The report attacks indigenous leaders, anthropologists, public prosecutors and NGOs, including Survival International.
It alleges that FUNAI has become a “hostage to external interests” and calls for dozens of its officials to be prosecuted for backing what it calls “illegal demarcations” of tribal territories.
Yesterday a group of 50 Indians was barred from attending the session in congress discussing the inquiry.
The inquiry took 500 days and the report is over 3,300 pages long. It is a blatant attack on indigenous peoples and a crude and biased attempt to destroy their hard-won constitutional rights.
It was headed by politicians representing Brazil’s powerful agri-businesses who have long coveted indigenous territories for their own financial gain.

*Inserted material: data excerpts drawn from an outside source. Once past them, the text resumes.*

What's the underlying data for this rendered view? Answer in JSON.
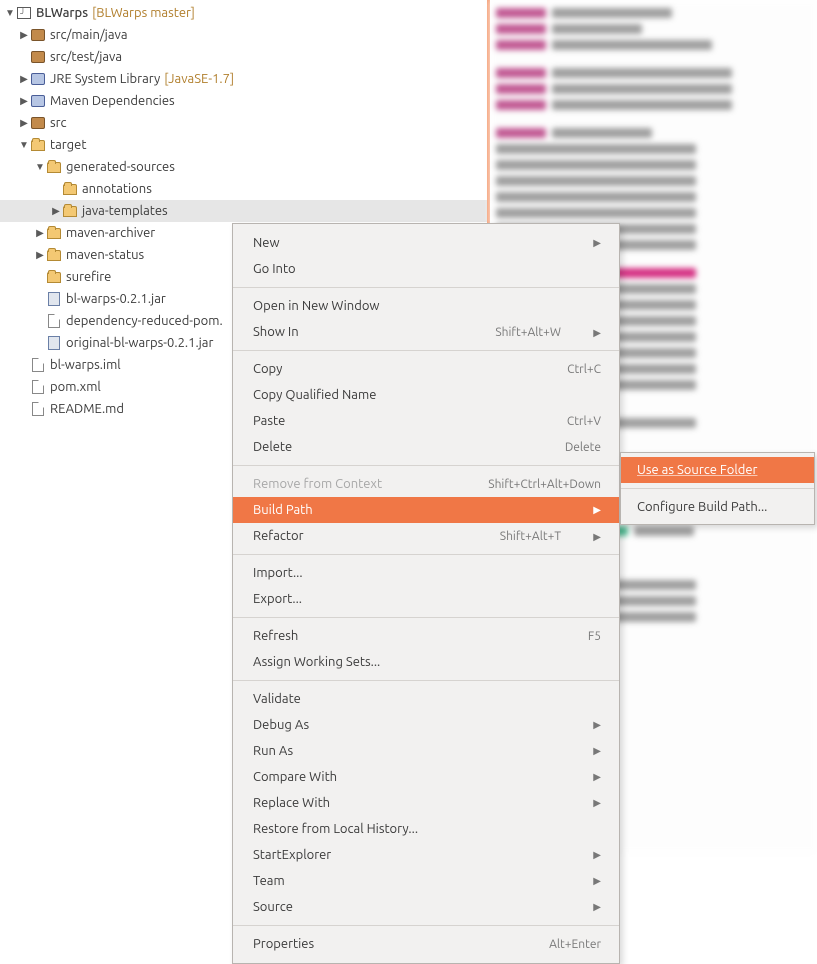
{
  "project": {
    "name": "BLWarps",
    "branch": "[BLWarps master]"
  },
  "tree": {
    "srcmain": "src/main/java",
    "srctest": "src/test/java",
    "jre": "JRE System Library",
    "jre_ver": "[JavaSE-1.7]",
    "maven_dep": "Maven Dependencies",
    "src": "src",
    "target": "target",
    "gensrc": "generated-sources",
    "annotations": "annotations",
    "javatemplates": "java-templates",
    "maven_archiver": "maven-archiver",
    "maven_status": "maven-status",
    "surefire": "surefire",
    "jar1": "bl-warps-0.2.1.jar",
    "deppom": "dependency-reduced-pom.",
    "origjar": "original-bl-warps-0.2.1.jar",
    "iml": "bl-warps.iml",
    "pom": "pom.xml",
    "readme": "README.md"
  },
  "menu": {
    "new": "New",
    "go_into": "Go Into",
    "open_new_window": "Open in New Window",
    "show_in": "Show In",
    "show_in_accel": "Shift+Alt+W",
    "copy": "Copy",
    "copy_accel": "Ctrl+C",
    "copy_qual": "Copy Qualified Name",
    "paste": "Paste",
    "paste_accel": "Ctrl+V",
    "delete": "Delete",
    "delete_accel": "Delete",
    "remove_ctx": "Remove from Context",
    "remove_ctx_accel": "Shift+Ctrl+Alt+Down",
    "build_path": "Build Path",
    "refactor": "Refactor",
    "refactor_accel": "Shift+Alt+T",
    "import": "Import...",
    "export": "Export...",
    "refresh": "Refresh",
    "refresh_accel": "F5",
    "assign_ws": "Assign Working Sets...",
    "validate": "Validate",
    "debug_as": "Debug As",
    "run_as": "Run As",
    "compare_with": "Compare With",
    "replace_with": "Replace With",
    "restore_local": "Restore from Local History...",
    "start_explorer": "StartExplorer",
    "team": "Team",
    "source": "Source",
    "properties": "Properties",
    "properties_accel": "Alt+Enter"
  },
  "submenu": {
    "use_as_source": "Use as Source Folder",
    "configure": "Configure Build Path..."
  }
}
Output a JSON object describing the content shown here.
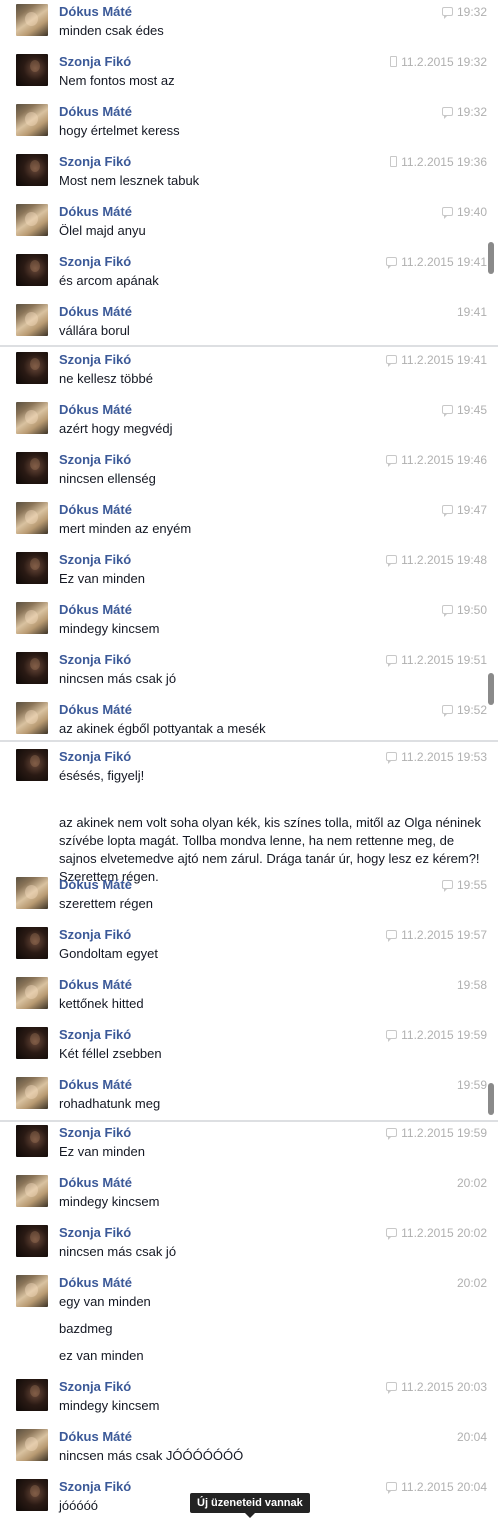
{
  "senders": {
    "dokus": "Dókus Máté",
    "szonja": "Szonja Fikó"
  },
  "messages": [
    {
      "sender": "dokus",
      "time": "19:32",
      "icon": "chat-icon",
      "lines": [
        "minden csak édes"
      ]
    },
    {
      "sender": "szonja",
      "time": "11.2.2015 19:32",
      "icon": "phone-icon",
      "lines": [
        "Nem fontos most az"
      ]
    },
    {
      "sender": "dokus",
      "time": "19:32",
      "icon": "chat-icon",
      "lines": [
        "hogy értelmet keress"
      ]
    },
    {
      "sender": "szonja",
      "time": "11.2.2015 19:36",
      "icon": "phone-icon",
      "lines": [
        "Most nem lesznek tabuk"
      ]
    },
    {
      "sender": "dokus",
      "time": "19:40",
      "icon": "chat-icon",
      "lines": [
        "Ölel majd anyu"
      ]
    },
    {
      "sender": "szonja",
      "time": "11.2.2015 19:41",
      "icon": "chat-icon",
      "lines": [
        "és arcom apának"
      ]
    },
    {
      "sender": "dokus",
      "time": "19:41",
      "icon": "",
      "lines": [
        "vállára borul"
      ]
    },
    {
      "sender": "szonja",
      "time": "11.2.2015 19:41",
      "icon": "chat-icon",
      "lines": [
        "ne kellesz többé"
      ]
    },
    {
      "sender": "dokus",
      "time": "19:45",
      "icon": "chat-icon",
      "lines": [
        "azért hogy megvédj"
      ]
    },
    {
      "sender": "szonja",
      "time": "11.2.2015 19:46",
      "icon": "chat-icon",
      "lines": [
        "nincsen ellenség"
      ]
    },
    {
      "sender": "dokus",
      "time": "19:47",
      "icon": "chat-icon",
      "lines": [
        "mert minden az enyém"
      ]
    },
    {
      "sender": "szonja",
      "time": "11.2.2015 19:48",
      "icon": "chat-icon",
      "lines": [
        "Ez van minden"
      ]
    },
    {
      "sender": "dokus",
      "time": "19:50",
      "icon": "chat-icon",
      "lines": [
        "mindegy kincsem"
      ]
    },
    {
      "sender": "szonja",
      "time": "11.2.2015 19:51",
      "icon": "chat-icon",
      "lines": [
        "nincsen más csak jó"
      ]
    },
    {
      "sender": "dokus",
      "time": "19:52",
      "icon": "chat-icon",
      "lines": [
        "az akinek égből pottyantak a mesék"
      ]
    },
    {
      "sender": "szonja",
      "time": "11.2.2015 19:53",
      "icon": "chat-icon",
      "lines": [
        "ésésés, figyelj!",
        "az akinek nem volt soha olyan kék, kis színes tolla, mitől az Olga néninek szívébe lopta magát. Tollba mondva lenne, ha nem rettenne meg, de sajnos elvetemedve ajtó nem zárul. Drága tanár úr, hogy lesz ez kérem?! Szerettem régen."
      ]
    },
    {
      "sender": "dokus",
      "time": "19:55",
      "icon": "chat-icon",
      "lines": [
        "szerettem régen"
      ]
    },
    {
      "sender": "szonja",
      "time": "11.2.2015 19:57",
      "icon": "chat-icon",
      "lines": [
        "Gondoltam egyet"
      ]
    },
    {
      "sender": "dokus",
      "time": "19:58",
      "icon": "",
      "lines": [
        "kettőnek hitted"
      ]
    },
    {
      "sender": "szonja",
      "time": "11.2.2015 19:59",
      "icon": "chat-icon",
      "lines": [
        "Két féllel zsebben"
      ]
    },
    {
      "sender": "dokus",
      "time": "19:59",
      "icon": "",
      "lines": [
        "rohadhatunk meg"
      ]
    },
    {
      "sender": "szonja",
      "time": "11.2.2015 19:59",
      "icon": "chat-icon",
      "lines": [
        "Ez van minden"
      ]
    },
    {
      "sender": "dokus",
      "time": "20:02",
      "icon": "",
      "lines": [
        "mindegy kincsem"
      ]
    },
    {
      "sender": "szonja",
      "time": "11.2.2015 20:02",
      "icon": "chat-icon",
      "lines": [
        "nincsen más csak jó"
      ]
    },
    {
      "sender": "dokus",
      "time": "20:02",
      "icon": "",
      "lines": [
        "egy van minden",
        "bazdmeg",
        "ez van minden"
      ]
    },
    {
      "sender": "szonja",
      "time": "11.2.2015 20:03",
      "icon": "chat-icon",
      "lines": [
        "mindegy kincsem"
      ]
    },
    {
      "sender": "dokus",
      "time": "20:04",
      "icon": "",
      "lines": [
        "nincsen más csak JÓÓÓÓÓÓÓ"
      ]
    },
    {
      "sender": "szonja",
      "time": "11.2.2015 20:04",
      "icon": "chat-icon",
      "lines": [
        "jóóóóó"
      ]
    }
  ],
  "tooltip": {
    "new_messages": "Új üzeneteid vannak"
  },
  "colors": {
    "sender_name": "#3b5998",
    "timestamp": "#b0b0b0",
    "tooltip_bg": "#232323"
  }
}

One member, congressman Luis Carlos Heinze, received Survival’s Racist of the Year award in 2014 following his deeply offensive remarks about Brazilian Indians, homosexuals, and black people.
Another member, congressman Alceu Moreira, called for the eviction of tribal people attempting to reoccupy their ancestral lands.
The increasingly hostile, anti-indigenous climate in many sectors in congress is fuelling violence against indigenous peoples. Last month, 22 Gamela Indians were injured following a brutal attack at the hands of local landowners’ gunmen.
FUNAI has suffered severe budget cuts, which have resulted in the grounding of several teams responsible for protecting uncontacted tribes’ territories. This effectively leaves some of the most vulnerable people on the planet to the mercy of armed loggers and land grabbers.
The organization has been greatly weakened. Many staff have been made redundant, and political appointees now run key departments.
In the last five months, it has had three presidents. Earlier this month the second president, Antonio Costa was dismissed. In a press conference he strongly criticized President Temer and Osmar Serraglio, the Minister of Justice, stating that they “not only want to finish off FUNAI, but also public policies such as demarcation of [indigenous] land… This is very serious.”
Yanomami shaman and spokesman Davi Kopenawa said: “FUNAI is broken… it is already dead. They killed it. It only exists in name. A nice name, but it doesn’t have the power to help us.”